The ARC Open Access Policy was established January 1, 2013 and has recently been revised. Version 2017.1 was issued on 30/06/2017 and is available for viewing on the ARC Website . In summary, the new version of the policy requires that:
•Any publications arising from an ARC supported research project must be deposited into an open access repository within a twelve (12) month period from the date of publication.
•Metadata for all research outputs should be made available within 3 months in an institutional repository. This applies in all cases.
• Authors apply a Creative Commons By Attribution License (CC-BY) to open access publications in order to specify access and usage rights that are consistent with the policy. Whilst the ARC's preference is for CC-BY, it is acceptable to apply any of the options available through the Creative Commons suite of licenses. Please note that ARC strongly encourages creative commons licensing.
The policy applies to scholarly publications but does not apply to research data.
Research Bank is the Institutional Repository at ACU.

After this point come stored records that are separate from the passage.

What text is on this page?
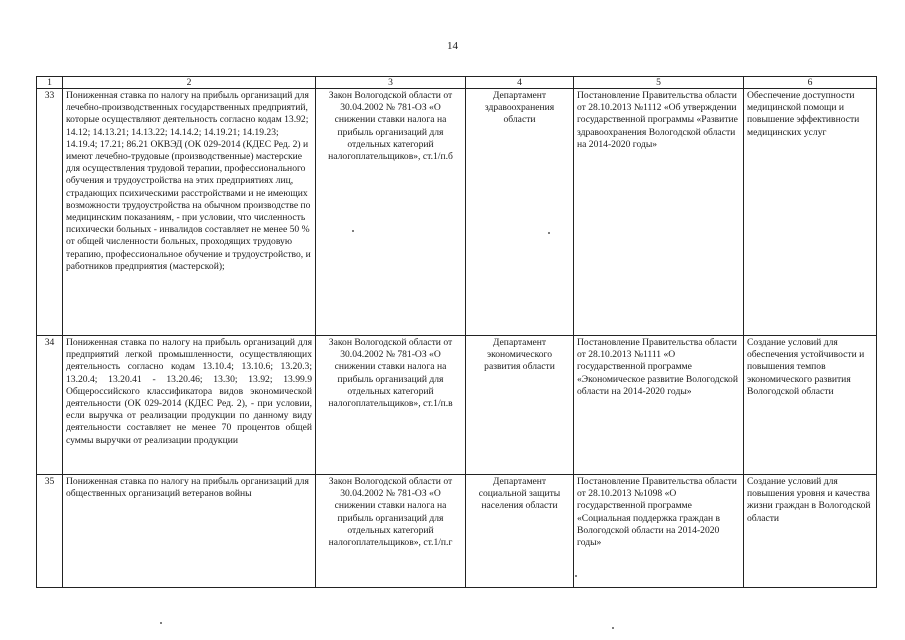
14
1	2	3	4	5	6
33	Пониженная ставка по налогу на прибыль организаций для лечебно-производственных государственных предприятий, которые осуществляют деятельность согласно кодам 13.92; 14.12; 14.13.21; 14.13.22; 14.14.2; 14.19.21; 14.19.23; 14.19.4; 17.21; 86.21 ОКВЭД (ОК 029-2014 (КДЕС Ред. 2) и имеют лечебно-трудовые (производственные) мастерские для осуществления трудовой терапии, профессионального обучения и трудоустройства на этих предприятиях лиц, страдающих психическими расстройствами и не имеющих возможности трудоустройства на обычном производстве по медицинским показаниям, - при условии, что численность психически больных - инвалидов составляет не менее 50 % от общей численности больных, проходящих трудовую терапию, профессиональное обучение и трудоустройство, и работников предприятия (мастерской);	Закон Вологодской области от 30.04.2002 № 781-ОЗ «О снижении ставки налога на прибыль организаций для отдельных категорий налогоплательщиков», ст.1/п.б	Департамент здравоохранения области	Постановление Правительства области от 28.10.2013 №1112 «Об утверждении государственной программы «Развитие здравоохранения Вологодской области на 2014-2020 годы»	Обеспечение доступности медицинской помощи и повышение эффективности медицинских услуг
34	Пониженная ставка по налогу на прибыль организаций для предприятий легкой промышленности, осуществляющих деятельность согласно кодам 13.10.4; 13.10.6; 13.20.3; 13.20.4; 13.20.41 - 13.20.46; 13.30; 13.92; 13.99.9 Общероссийского классификатора видов экономической деятельности (ОК 029-2014 (КДЕС Ред. 2), - при условии, если выручка от реализации продукции по данному виду деятельности составляет не менее 70 процентов общей суммы выручки от реализации продукции	Закон Вологодской области от 30.04.2002 № 781-ОЗ «О снижении ставки налога на прибыль организаций для отдельных категорий налогоплательщиков», ст.1/п.в	Департамент экономического развития области	Постановление Правительства области от 28.10.2013 №1111 «О государственной программе «Экономическое развитие Вологодской области на 2014-2020 годы»	Создание условий для обеспечения устойчивости и повышения темпов экономического развития Вологодской области
35	Пониженная ставка по налогу на прибыль организаций для общественных организаций ветеранов войны	Закон Вологодской области от 30.04.2002 № 781-ОЗ «О снижении ставки налога на прибыль организаций для отдельных категорий налогоплательщиков», ст.1/п.г	Департамент социальной защиты населения области	Постановление Правительства области от 28.10.2013 №1098 «О государственной программе «Социальная поддержка граждан в Вологодской области на 2014-2020 годы»	Создание условий для повышения уровня и качества жизни граждан в Вологодской области
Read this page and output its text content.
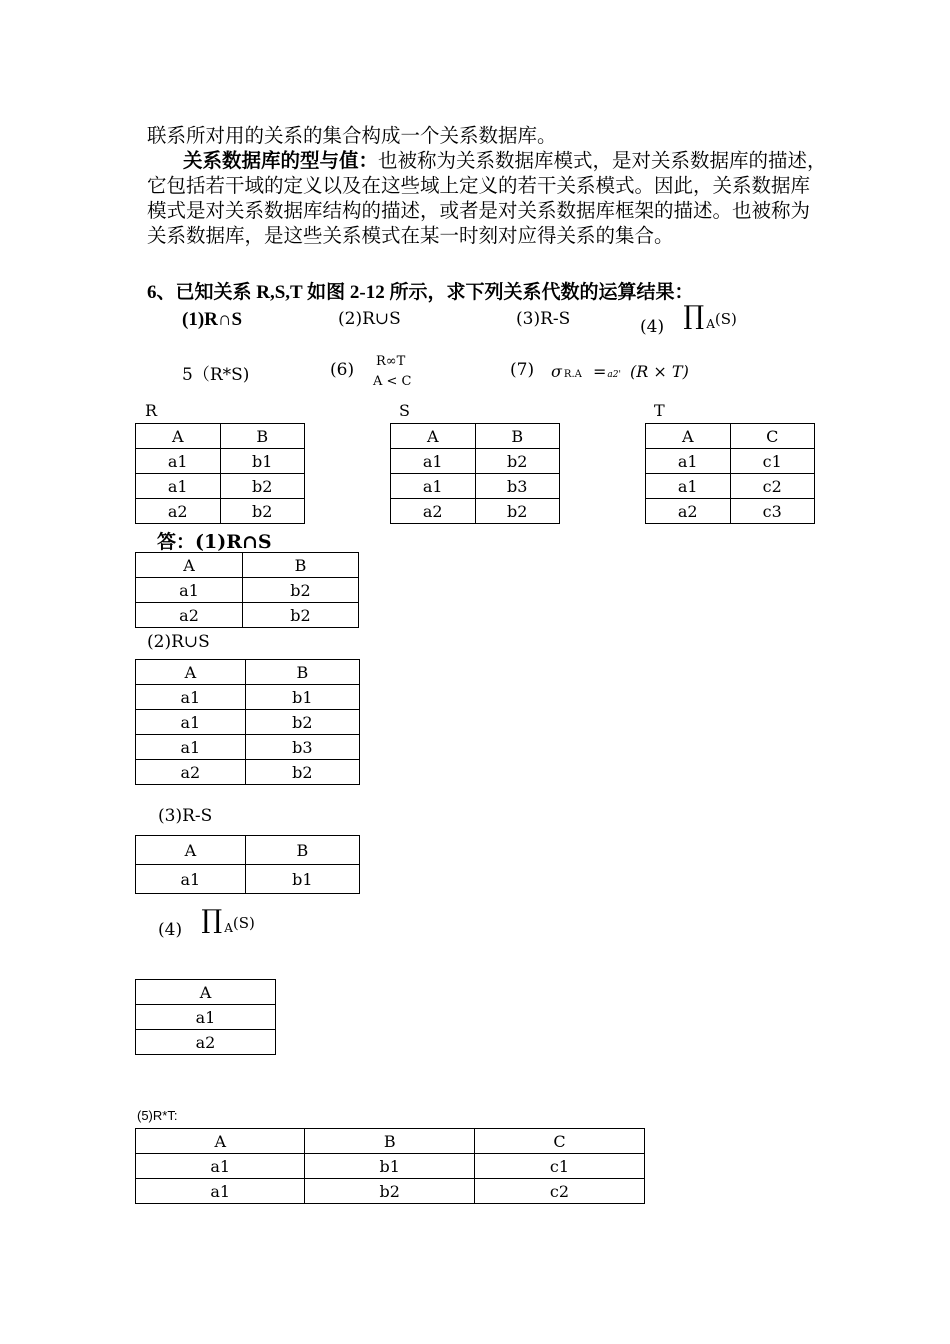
联系所对用的关系的集合构成一个关系数据库。

关系数据库的型与值：也被称为关系数据库模式，是对关系数据库的描述，它包括若干域的定义以及在这些域上定义的若干关系模式。因此，关系数据库模式是对关系数据库结构的描述，或者是对关系数据库框架的描述。也被称为关系数据库，是这些关系模式在某一时刻对应得关系的集合。

6、已知关系 R,S,T 如图 2-12 所示，求下列关系代数的运算结果：
(1)R∩S	(2)R∪S	(3)R-S	(4) ∏ $^A$(S)
5（R*S)	(6) R∞T
A < C
(7) σ R.A =a2' (R × T)
R	S	T
A	B
a1	b1
a1	b2
a2	b2
A	B
a1	b2
a1	b3
a2	b2
A	C
a1	c1
a1	c2
a2	c3
答：(1)R∩S
A	B
a1	b2
a2	b2
(2)R∪S
A	B
a1	b1
a1	b2
a1	b3
a2	b2
(3)R-S
A	B
a1	b1
(4) ∏ A(S)
A
a1
a2
(5)R*T:
A	B	C
a1	b1	c1
a1	b2	c2
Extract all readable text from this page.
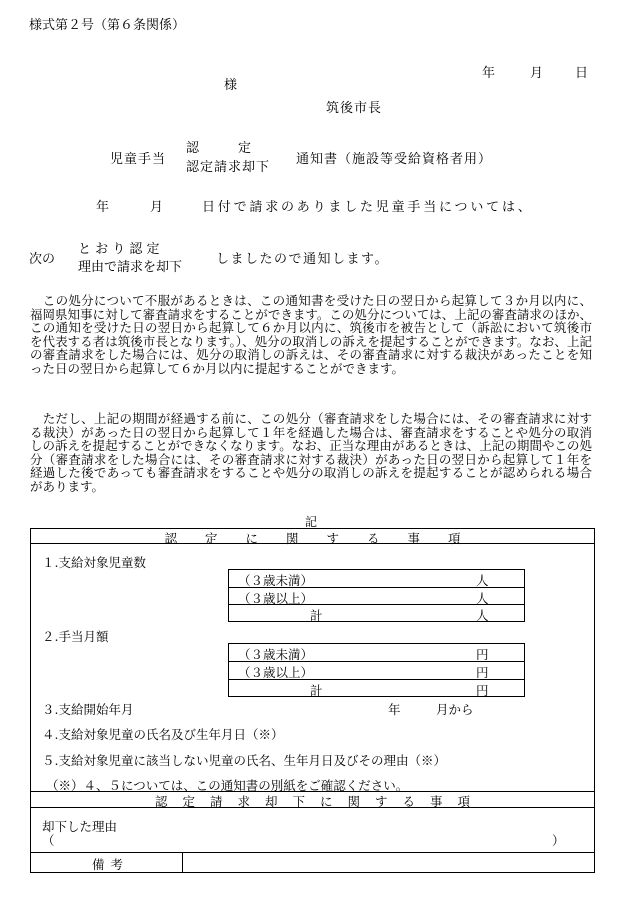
様式第２号（第６条関係）
年	月 日
様
筑後市長
児童手当
認　　　定
認定請求却下
通知書（施設等受給資格者用）
年	月	日付で請求のありました児童手当については、
次の
と お り 認 定
理由で請求を却下
しましたので通知します。
　この処分について不服があるときは、この通知書を受けた日の翌日から起算して３か月以内に、福岡県知事に対して審査請求をすることができます。この処分については、上記の審査請求のほか、この通知を受けた日の翌日から起算して６か月以内に、筑後市を被告として（訴訟において筑後市を代表する者は筑後市長となります。）、処分の取消しの訴えを提起することができます。なお、上記の審査請求をした場合には、処分の取消しの訴えは、その審査請求に対する裁決があったことを知った日の翌日から起算して６か月以内に提起することができます。
　ただし、上記の期間が経過する前に、この処分（審査請求をした場合には、その審査請求に対する裁決）があった日の翌日から起算して１年を経過した場合は、審査請求をすることや処分の取消しの訴えを提起することができなくなります。なお、正当な理由があるときは、上記の期間やこの処分（審査請求をした場合には、その審査請求に対する裁決）があった日の翌日から起算して１年を経過した後であっても審査請求をすることや処分の取消しの訴えを提起することが認められる場合があります。
記
認定に関する事項
１.支給対象児童数
（３歳未満）	人
（３歳以上）	人
計	人
２.手当月額
（３歳未満）	円
（３歳以上）	円
計	円
３.支給開始年月	年	月から
４.支給対象児童の氏名及び生年月日（※）
５.支給対象児童に該当しない児童の氏名、生年月日及びその理由（※）
（※）４、５については、この通知書の別紙をご確認ください。
認定請求却下に関する事項
却下した理由
（	）
備考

It is not necessary for research to be published in an open access journal in order to meet open access funding requirements. Deposit of the authors accepted manuscript into Research Bank meets the conditions of both Australian and International Open Access funding mandates.
What is an authors accepted manuscript?
The authors accepted manuscript is the version of your article that has been through the peer review process (with revisions made), and has been accepted for publication. An authors accepted manuscript has not been through the final copyediting or formatting process and should not include publisher formatting, branding, pagination or copyright statements. The content of the output should be identical to the final published version.
To deposit the authors accepted manuscript of your article into Research Bank, contact Library Research Services.
Publishing in an open access journal is supported under the ARC and NHMRC Open Access Policies. Both the ARC and the NHMRC allow for up to 10% of the project budget (direct costs) to be allocated to the payment of article processing fees. Because project budgets and dissemination pressures vary, funded researchers must decide which open access option is most appropriate for their circumstances. Self-archiving an open access version of a manuscript in an institutional repository incurs not cost to researchers.